A few notes from my Old Testament Reading.
I know what you’re thinking – no I did not steal these from Billy Graham
I took this line from a guy I follow on Twitter – I don’t know him, but he travels around the world and blogs about it. Seems like a pretty nice situation.
I went through a range of perspectives as I initially read the line until it finally settled itself into me. I liked it at first, then I hated it, and now I just accept it as truth. But I’m good at inspiration is the problem, – I always have been. It’s not hard for me to get carried into the deep dreams of better schools and better jobs and new lives and blank slates. “What if?” is probably my favorite record to spin.
I wrote about this awhile ago in another blog. It was some kind of heady manifesto about knowledge being useless – I even used a rock-climbing metaphor. I meant it then, and I still do – but as I’m writing my own story, I see that knowledge is actually becoming a villain. It’s true, knowledge without action is useless, but I’m starting to see that it might also be damning.
The problem with knowledge is the same problem with inspiration. Neither are inherently bad, actually, they’re inherently beautiful – but they’re beautiful because they’re designed for action. I don’t believe that we’re meant to experience the rising action of inspiration without the payout of actual change. So many times, I’ve let inspiration eclipse action.
The trouble is, we’ve taken the story and splayed the whole thing on the autopsy table and (in the name of knowledge, actually) dissected them, analyzed them, and somewhere along the line, we’ve reasoned that one can be had without the other. So then, inspiration feels something like the finish line, when really, it’s just the sign-up sheet. We’re swollen with the stuff of inspiration after meetings and midnight conversations with best friends- ready to change the world – or at least ready to change our own worlds. And then, we go home and spend the night on Facebook.
Because it’s so easy to get swept into the excitement of inspiration and think that it’s the whole of the story. But that’s a small story, a regrettable one. A shameful one, to be honest. Good stories can’t end before the climax, and they never end before the conflict.
Inspiration can change our moods, action can change our lives. Even better, it can change someone else’s. Here’s to inspiraction.
(In full disclosure, I looked up inspiraction.com and found that it was taken. There goes my dreams of being the next Tony Robbins.)

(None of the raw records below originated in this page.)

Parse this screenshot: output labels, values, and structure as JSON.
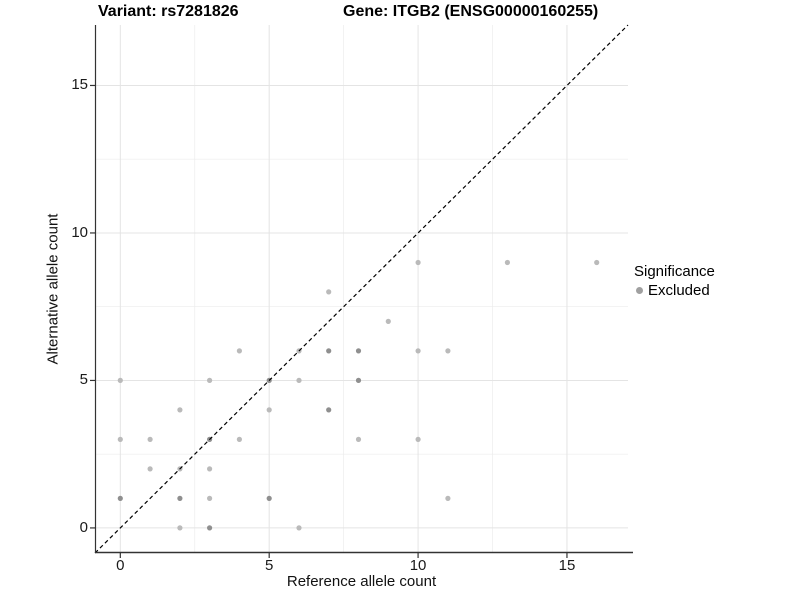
{
  "titles": {
    "variant": "Variant: rs7281826",
    "gene": "Gene: ITGB2 (ENSG00000160255)"
  },
  "axes": {
    "x": {
      "label": "Reference allele count"
    },
    "y": {
      "label": "Alternative allele count"
    }
  },
  "legend": {
    "title": "Significance",
    "items": [
      {
        "label": "Excluded",
        "color": "#a0a0a0"
      }
    ]
  },
  "style": {
    "point_color": "#bababa",
    "point_color_overlap": "#8f8f8f",
    "grid_major_color": "#e4e4e4",
    "grid_minor_color": "#ececec",
    "axis_color": "#333333",
    "reference_line_color": "#000000",
    "background": "#ffffff"
  },
  "chart_data": {
    "type": "scatter",
    "title": "Variant: rs7281826   |   Gene: ITGB2 (ENSG00000160255)",
    "xlabel": "Reference allele count",
    "ylabel": "Alternative allele count",
    "xlim": [
      -0.85,
      17.05
    ],
    "ylim": [
      -0.85,
      17.05
    ],
    "x_ticks": [
      0,
      5,
      10,
      15
    ],
    "y_ticks": [
      0,
      5,
      10,
      15
    ],
    "x_minor_gridlines": [
      2.5,
      7.5,
      12.5
    ],
    "y_minor_gridlines": [
      2.5,
      7.5,
      12.5
    ],
    "grid": true,
    "legend_position": "right",
    "reference_line": {
      "equation": "y = x",
      "style": "dashed",
      "color": "#000000"
    },
    "series": [
      {
        "name": "Excluded",
        "points_note": "each point is [reference_allele_count, alternative_allele_count, overlap_weight]",
        "points": [
          [
            2,
            0,
            1
          ],
          [
            3,
            0,
            2
          ],
          [
            6,
            0,
            1
          ],
          [
            0,
            1,
            2
          ],
          [
            2,
            1,
            2
          ],
          [
            3,
            1,
            1
          ],
          [
            5,
            1,
            2
          ],
          [
            11,
            1,
            1
          ],
          [
            1,
            2,
            1
          ],
          [
            2,
            2,
            1
          ],
          [
            3,
            2,
            1
          ],
          [
            0,
            3,
            1
          ],
          [
            1,
            3,
            1
          ],
          [
            3,
            3,
            2
          ],
          [
            4,
            3,
            1
          ],
          [
            8,
            3,
            1
          ],
          [
            10,
            3,
            1
          ],
          [
            2,
            4,
            1
          ],
          [
            5,
            4,
            1
          ],
          [
            7,
            4,
            2
          ],
          [
            0,
            5,
            1
          ],
          [
            3,
            5,
            1
          ],
          [
            5,
            5,
            2
          ],
          [
            6,
            5,
            1
          ],
          [
            8,
            5,
            2
          ],
          [
            4,
            6,
            1
          ],
          [
            6,
            6,
            1
          ],
          [
            7,
            6,
            2
          ],
          [
            8,
            6,
            2
          ],
          [
            10,
            6,
            1
          ],
          [
            11,
            6,
            1
          ],
          [
            9,
            7,
            1
          ],
          [
            7,
            8,
            1
          ],
          [
            10,
            9,
            1
          ],
          [
            13,
            9,
            1
          ],
          [
            16,
            9,
            1
          ]
        ]
      }
    ]
  }
}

More than a specific challenge, God gave me a theme for this month. “Risk” He said – I heard it clearly. “But how?” I replied, He was silent. So I kept the idea in my pocket until I read a quote a few days ago.
I don’t remember where I’d read it, but it was something to the effect of our “dreams being be so big that they aren’t reachable without God.” – This flies in the face of the ethos of safety I’ve adopted. I like small dreams, not because they’re easy to realize, but because they’re easy to abandon. If I have only a tenuous relationship with a dream and it never realizes, I’m not brokenhearted when I walk away from them – or they from me.
But oh, if I really want something – worse, if God’s compelling me toward something, then it’s scary – then, it’s weighty, then it’s risky. But I know a God who calls us towards danger – not with the promise of being there when we arrive, but of being with us as we run to it.
I know what you’re thinking and I agree. The truth is, I went to bed a few nights ago with the idea of reading the entire bible this month. I was terrified but determined (It was late). The reading plans I’d researched called for about 2.5 hours of reading a day – which is fine, that’s about what I’d been spending on blogs for the past month. But, thing is – I have to keep writing. And honestly, it might be too overwhelming to keep a regular blogging schedule while committing to probably 3 hours of reading a day (I get distracted).
But, the Old Testament isn’t short. My Bible puts Genesis to Malachi at a solid 799 pages – if I’m honest, that’s already the longest book I’ve ever read. Divided by 31 days, my reading is about 26 pages a day. It’s daunting, and I’m scared and I honestly don’t know if I’ll make it. But I know that’s why I have to run towards it.
This has been the first month where I’ve been legitimately scared about failing. No meat was easy – boring, but easy. Pancakes, no bacon. No caffeine was largely a bad idea, but it proved discipline where I needed it. Even blogging everyday was a beautiful burden. But this? The Old Testament? This guy who begat this guy who begat this guy who had this wife and was sold for this many shekels? Two days in, and the Old Testament has already been some kind of desert. But I’m going to do it, well – I’m going to try, and if I can, it will only be testament to a faithfulness I can’t understand.
I can’t tell you enough how these small Chapters have already changed my year. A few of us are determined to remembering our stories – I hope you read about them, but more than that I hope you’ll come too.